Guyanese have the capacity to be visionary, but where the smothering of visionary leadership and thinking exists, the economic element of the society will continue to operate below expectations. There are things that can be done that do not require foreign aid and the expending of foreign currency to import. It is also to society’s benefit to recognise and appreciate that continued dependency could never be in its best interest.

Development is not devoid of risk-taking, acceptance that mistakes are part of the process, and being prepared to stay the course until the goal is achieved. Evidence of this is seen in the first team that succeeded in its journey into space to the development of peanut into a phenomenal world industry.  Where in the embryonic stages, had those who pioneered these projects given up, man would not have been better understanding of the universe and/ or able to capitalise on the opportunities therein.

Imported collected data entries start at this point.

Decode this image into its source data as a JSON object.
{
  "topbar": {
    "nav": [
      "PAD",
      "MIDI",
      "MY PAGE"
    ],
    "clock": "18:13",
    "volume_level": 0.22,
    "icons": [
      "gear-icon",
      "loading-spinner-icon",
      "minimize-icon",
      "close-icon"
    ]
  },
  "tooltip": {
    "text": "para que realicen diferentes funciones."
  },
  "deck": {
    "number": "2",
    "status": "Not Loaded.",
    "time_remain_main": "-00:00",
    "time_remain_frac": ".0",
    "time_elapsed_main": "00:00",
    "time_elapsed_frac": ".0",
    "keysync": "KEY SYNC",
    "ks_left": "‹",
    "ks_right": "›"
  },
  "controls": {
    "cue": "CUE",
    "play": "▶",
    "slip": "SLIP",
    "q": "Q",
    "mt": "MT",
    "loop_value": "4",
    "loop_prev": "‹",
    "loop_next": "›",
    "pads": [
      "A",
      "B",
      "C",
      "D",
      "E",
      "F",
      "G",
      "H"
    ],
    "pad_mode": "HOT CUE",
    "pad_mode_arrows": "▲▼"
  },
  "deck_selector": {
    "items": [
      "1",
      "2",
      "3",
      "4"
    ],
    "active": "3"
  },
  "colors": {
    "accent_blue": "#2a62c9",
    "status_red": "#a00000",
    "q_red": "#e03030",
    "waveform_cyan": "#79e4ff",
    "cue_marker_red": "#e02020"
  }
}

Development or the absence of it is widespread.  Whereas one may have the means to build a big house next to the neighbour living in a dilapidated building, having to traverse potholed streets in surroundings littered with debris, this uneven development impacts and affects the lives of all within the environs. The absence of recognising the importance of community too has to be addressed. Shifting behaviour is reliant on shifting thinking from that of dependency to appreciating positive change comes through self-reliance and inter-dependency.

What Guyanese need to re-cultivate and develop is that pioneering spirit, instead of settling for being relegated to perpetual consumers and traders. Important to this is getting out of the dependency syndrome that expects government to do everything, to that where government fosters the enabling environment through incentives and knowledge, to make things possible.